La voce del rimorso
In passato ho viaggiato molto. Ero sempre in giro (cosa cercavo?). Nel corso di questo mio girovagare, capitai a ***. Vi giunsi che albeggiava. Il paese: poche casupole arroccate sui fianchi di una collina, era ancora immerso nel silenzio. Arrivai presso una fontana. L’acqua scorreva invitante dal rubinetto e mi fece venir sete. Accostai le labbra sotto il getto gelido e bevvi avidamente. Solo dopo mi accorsi dell’uomo che mi osservava. Forse aveva sete anche lui, e stava aspettando il suo turno. Disse, difatti, “Ha finito?” con un tono talmente gentile che mi apparve arrogante. Desiderai che se ne andasse e senza rispondere mi attaccai di nuovo al rubinetto, anche se ormai la mia sete l’avevo soddisfatta, ma l’individuo non se ne andava. Attendeva pazientemente senza importunarmi. La vasca dove si abbeveravano gli animali era colma d’acqua, e l’uomo si mise ad agitarla, divertendosi a vedere le foglie che nuotavano sulla superficie navigare come barchette al moto ondoso provocato dalla sua mano. Quel gioco innocente mi esasperò del tutto. Insomma, persi la pazienza. Una grossa pietra era appoggiata ai bordi della fontana. Il diavolo, forse, l’aveva messa lì, così a portata di mano? La afferrai e colpii l’uomo alla testa. Fui così veloce che non dovette nemmeno rendersi conto di quello che stavo per fare. Lo udii che diceva con un filo di voce “Ahi, mamma mia!”, e stramazzò nel fango formato dall’acqua che traboccava.

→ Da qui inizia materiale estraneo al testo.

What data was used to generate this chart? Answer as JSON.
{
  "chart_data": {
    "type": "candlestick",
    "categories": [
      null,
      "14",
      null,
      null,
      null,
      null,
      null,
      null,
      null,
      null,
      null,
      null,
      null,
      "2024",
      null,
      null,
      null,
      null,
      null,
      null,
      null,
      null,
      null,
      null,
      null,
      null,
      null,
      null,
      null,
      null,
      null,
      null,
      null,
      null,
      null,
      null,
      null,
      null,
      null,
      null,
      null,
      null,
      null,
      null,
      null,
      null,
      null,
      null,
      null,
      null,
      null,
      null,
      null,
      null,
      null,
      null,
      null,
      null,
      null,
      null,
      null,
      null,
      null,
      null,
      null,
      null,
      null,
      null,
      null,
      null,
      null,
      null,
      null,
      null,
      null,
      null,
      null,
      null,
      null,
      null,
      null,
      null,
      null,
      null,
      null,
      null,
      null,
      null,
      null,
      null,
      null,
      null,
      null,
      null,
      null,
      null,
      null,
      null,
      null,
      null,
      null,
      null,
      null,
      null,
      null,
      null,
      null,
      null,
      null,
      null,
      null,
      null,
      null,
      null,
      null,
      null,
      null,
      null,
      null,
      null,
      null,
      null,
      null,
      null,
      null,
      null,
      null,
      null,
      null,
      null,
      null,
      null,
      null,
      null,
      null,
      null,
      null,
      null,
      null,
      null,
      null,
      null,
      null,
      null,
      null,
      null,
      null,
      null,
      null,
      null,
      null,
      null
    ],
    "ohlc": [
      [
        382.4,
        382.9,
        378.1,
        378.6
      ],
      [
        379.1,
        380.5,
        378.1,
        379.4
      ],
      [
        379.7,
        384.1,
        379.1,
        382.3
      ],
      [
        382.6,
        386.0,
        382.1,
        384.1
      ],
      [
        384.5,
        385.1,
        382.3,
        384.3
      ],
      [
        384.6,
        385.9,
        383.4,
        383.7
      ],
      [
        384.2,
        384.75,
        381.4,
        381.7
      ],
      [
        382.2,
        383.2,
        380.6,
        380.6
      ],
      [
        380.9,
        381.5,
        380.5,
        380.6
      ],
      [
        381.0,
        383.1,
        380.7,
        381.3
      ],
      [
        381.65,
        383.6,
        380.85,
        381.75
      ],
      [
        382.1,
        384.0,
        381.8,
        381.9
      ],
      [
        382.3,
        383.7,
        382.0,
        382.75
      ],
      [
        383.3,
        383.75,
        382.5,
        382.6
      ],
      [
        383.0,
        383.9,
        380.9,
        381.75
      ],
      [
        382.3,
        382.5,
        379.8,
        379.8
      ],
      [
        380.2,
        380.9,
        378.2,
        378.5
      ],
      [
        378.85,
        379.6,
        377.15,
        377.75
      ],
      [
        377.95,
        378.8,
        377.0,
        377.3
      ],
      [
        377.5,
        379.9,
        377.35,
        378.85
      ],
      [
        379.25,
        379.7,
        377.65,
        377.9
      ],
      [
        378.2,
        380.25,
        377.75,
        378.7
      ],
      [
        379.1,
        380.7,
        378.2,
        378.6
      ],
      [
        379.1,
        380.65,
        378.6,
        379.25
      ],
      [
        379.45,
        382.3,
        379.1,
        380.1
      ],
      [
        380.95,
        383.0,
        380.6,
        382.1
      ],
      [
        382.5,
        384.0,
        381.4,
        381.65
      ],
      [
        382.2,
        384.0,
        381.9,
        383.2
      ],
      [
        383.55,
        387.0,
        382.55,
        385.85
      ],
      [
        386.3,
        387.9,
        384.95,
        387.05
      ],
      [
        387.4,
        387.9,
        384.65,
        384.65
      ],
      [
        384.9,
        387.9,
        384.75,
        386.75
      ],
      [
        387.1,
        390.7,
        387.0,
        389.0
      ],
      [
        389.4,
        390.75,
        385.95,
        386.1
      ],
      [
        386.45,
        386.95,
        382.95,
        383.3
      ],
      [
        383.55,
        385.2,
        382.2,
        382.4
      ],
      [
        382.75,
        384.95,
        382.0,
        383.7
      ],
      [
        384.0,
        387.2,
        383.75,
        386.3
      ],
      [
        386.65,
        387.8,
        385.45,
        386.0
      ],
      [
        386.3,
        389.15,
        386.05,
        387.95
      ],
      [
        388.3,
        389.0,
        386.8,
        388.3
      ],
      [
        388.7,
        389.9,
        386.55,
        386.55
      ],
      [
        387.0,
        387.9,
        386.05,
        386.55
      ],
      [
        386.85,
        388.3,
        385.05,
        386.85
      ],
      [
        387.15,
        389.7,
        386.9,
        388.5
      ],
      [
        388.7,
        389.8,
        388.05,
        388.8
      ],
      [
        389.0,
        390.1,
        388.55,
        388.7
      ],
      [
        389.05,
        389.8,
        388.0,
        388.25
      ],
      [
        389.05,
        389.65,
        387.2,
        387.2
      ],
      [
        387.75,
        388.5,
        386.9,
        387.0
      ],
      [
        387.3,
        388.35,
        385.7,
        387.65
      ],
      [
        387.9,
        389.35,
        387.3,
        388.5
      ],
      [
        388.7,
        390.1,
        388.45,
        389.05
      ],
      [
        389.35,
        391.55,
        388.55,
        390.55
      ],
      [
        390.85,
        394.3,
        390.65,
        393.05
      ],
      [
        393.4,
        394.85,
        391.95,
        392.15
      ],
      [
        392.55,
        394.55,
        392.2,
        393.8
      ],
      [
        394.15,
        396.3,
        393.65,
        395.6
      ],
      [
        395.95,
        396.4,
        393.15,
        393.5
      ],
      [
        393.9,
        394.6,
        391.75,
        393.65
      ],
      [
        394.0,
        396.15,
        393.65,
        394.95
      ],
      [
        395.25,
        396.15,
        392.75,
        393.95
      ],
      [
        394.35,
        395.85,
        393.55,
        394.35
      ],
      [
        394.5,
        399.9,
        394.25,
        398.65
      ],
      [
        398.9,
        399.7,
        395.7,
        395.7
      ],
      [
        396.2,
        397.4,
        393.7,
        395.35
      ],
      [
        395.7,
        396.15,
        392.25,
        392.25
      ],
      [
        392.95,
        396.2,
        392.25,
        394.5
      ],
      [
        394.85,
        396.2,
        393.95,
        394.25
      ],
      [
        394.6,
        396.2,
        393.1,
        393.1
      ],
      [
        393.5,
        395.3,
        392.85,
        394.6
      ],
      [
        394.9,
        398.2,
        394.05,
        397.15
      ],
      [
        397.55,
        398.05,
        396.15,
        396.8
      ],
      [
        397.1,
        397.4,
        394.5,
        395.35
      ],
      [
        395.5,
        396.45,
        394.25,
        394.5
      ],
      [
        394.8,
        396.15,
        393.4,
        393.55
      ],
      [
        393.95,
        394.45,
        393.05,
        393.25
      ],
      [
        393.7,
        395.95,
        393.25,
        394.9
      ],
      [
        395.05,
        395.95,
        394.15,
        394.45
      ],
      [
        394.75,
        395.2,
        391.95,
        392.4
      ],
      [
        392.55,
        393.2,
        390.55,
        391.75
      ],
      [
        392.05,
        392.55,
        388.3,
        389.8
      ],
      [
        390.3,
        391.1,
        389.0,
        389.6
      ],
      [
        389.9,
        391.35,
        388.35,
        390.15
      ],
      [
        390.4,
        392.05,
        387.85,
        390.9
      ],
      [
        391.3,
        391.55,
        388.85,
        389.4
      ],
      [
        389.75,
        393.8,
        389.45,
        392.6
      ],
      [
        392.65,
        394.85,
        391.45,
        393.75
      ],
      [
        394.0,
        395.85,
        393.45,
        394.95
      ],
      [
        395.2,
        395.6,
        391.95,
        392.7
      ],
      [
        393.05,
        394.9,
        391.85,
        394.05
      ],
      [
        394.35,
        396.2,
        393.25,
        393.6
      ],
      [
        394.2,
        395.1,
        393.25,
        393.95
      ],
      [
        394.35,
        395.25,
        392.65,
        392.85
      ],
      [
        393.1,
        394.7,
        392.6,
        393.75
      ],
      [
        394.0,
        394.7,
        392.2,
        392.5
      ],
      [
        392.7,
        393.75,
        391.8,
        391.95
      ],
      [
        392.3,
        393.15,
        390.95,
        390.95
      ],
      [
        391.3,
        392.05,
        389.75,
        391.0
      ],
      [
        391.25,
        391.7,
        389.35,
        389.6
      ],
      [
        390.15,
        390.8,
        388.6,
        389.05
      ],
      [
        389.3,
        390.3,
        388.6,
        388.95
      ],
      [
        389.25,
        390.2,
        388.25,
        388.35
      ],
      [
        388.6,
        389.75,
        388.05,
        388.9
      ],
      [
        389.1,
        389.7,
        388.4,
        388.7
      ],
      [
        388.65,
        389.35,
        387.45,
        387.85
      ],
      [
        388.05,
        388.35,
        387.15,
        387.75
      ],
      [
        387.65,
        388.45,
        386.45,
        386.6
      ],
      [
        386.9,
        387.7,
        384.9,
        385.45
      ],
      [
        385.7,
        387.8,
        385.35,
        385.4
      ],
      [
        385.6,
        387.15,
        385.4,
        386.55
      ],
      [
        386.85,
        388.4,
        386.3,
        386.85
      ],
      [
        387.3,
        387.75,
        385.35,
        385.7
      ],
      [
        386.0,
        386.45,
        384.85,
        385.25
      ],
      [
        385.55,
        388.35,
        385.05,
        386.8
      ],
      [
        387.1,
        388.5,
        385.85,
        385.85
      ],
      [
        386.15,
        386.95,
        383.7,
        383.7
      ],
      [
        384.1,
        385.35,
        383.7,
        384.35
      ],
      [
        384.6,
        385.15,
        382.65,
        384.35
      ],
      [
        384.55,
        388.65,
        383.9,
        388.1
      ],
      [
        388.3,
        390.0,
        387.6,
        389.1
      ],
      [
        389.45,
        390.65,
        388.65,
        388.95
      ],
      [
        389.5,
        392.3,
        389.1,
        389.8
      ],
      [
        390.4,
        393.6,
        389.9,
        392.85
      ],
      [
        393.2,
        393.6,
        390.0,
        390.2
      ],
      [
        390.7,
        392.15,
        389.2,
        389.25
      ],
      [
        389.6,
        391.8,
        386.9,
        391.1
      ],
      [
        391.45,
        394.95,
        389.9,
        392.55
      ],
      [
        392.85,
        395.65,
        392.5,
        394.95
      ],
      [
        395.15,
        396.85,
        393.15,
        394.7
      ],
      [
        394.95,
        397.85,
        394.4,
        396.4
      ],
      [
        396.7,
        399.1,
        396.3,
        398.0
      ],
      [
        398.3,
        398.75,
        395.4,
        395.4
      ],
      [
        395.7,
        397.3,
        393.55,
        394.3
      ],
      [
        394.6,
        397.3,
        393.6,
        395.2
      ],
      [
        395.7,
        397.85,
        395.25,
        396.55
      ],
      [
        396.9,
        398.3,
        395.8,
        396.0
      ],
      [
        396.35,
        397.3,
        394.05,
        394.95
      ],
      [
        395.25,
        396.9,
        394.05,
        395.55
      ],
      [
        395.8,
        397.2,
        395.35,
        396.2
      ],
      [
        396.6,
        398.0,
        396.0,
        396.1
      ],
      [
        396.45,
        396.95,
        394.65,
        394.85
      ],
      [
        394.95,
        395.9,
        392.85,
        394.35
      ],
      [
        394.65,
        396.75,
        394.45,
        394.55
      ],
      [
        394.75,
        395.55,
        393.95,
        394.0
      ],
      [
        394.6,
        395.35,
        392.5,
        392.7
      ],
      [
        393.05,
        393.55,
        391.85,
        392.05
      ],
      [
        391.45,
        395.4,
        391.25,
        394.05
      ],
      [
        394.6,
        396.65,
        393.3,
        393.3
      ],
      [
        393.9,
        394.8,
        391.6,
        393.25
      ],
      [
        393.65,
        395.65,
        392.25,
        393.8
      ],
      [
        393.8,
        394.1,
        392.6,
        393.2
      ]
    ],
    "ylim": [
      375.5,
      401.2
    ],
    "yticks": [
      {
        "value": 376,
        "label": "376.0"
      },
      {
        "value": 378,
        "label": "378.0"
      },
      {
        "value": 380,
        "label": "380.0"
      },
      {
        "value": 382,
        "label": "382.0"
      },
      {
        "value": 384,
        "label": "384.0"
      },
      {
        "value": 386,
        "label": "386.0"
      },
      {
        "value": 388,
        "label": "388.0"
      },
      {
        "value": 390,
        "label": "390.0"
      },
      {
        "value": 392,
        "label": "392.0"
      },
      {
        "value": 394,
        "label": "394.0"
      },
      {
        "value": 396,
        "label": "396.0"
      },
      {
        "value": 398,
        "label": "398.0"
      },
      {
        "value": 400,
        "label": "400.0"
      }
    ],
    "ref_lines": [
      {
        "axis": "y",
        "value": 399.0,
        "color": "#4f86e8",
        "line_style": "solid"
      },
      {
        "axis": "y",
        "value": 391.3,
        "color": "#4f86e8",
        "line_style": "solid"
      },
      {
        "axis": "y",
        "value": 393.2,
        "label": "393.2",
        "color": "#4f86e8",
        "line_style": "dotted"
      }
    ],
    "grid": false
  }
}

Avrei potuto lasciarlo lì e fuggire via lontano, ma il diavolo, ormai, si era impossessato di me. Non senza fatica, sollevai il cadavere e lo gettai nell’acqua limpida del lavatoio. Sciacquai la pietra sotto il rubinetto fino a farla tornare pulita e senza traccia di sangue e la riposi dov’era prima. All’improvviso, in una casa poco discosta dal luogo dove mi trovavo, un bimbo scoppiò a piangere e una voce di donna prese a intonare una ninna-nanna:
Dormi tesoro mio, dormi piccino,
vicino alla fontana c’è l’assassino,
dentro l’acqua c’è il morto, nero nero,
dormi, bambino mio, senza pensiero.
Trasalii come se fossi stato scoperto e fuggii via con tutte le mie forze. Nessuno mi vide, nessuno m’inseguì, nessuno parlò del morto ammazzato a ***. Ad ogni modo, non vi rimisi più piede. Mi ritenni stranamente fortunato per averla fatta franca, temevo, tuttavia, che se fossi rimasto nella cittadina dove ero nato e vissuto, avrei rischiato di tradirmi e di essere smascherato, perché mi conoscevano tutti. Così ho cambiato lavoro e residenza e mi sono stabilito a ***, importante capitale economica e industriale, dove non sono altro che un anonimo sconosciuto. Sommerso dai mille impegni e dalle cento attrattive della metropoli, ho pensato sempre meno al mio delitto, al punto che ero quasi riuscito a ricacciarlo nell’inconscio. Sennonché, da qualche tempo, mi è accaduto sempre più spesso di ripensare a quelle poche casupole arroccate sui fianchi della collina, immerse nel silenzio; rivedevo nell’acqua limpida del lavatoio il cadavere di quello sconosciuto e mi prendeva uno strano, inspiegabile desiderio di tornare lì. Sembrava che una voce mi chiamasse irresistibilmente.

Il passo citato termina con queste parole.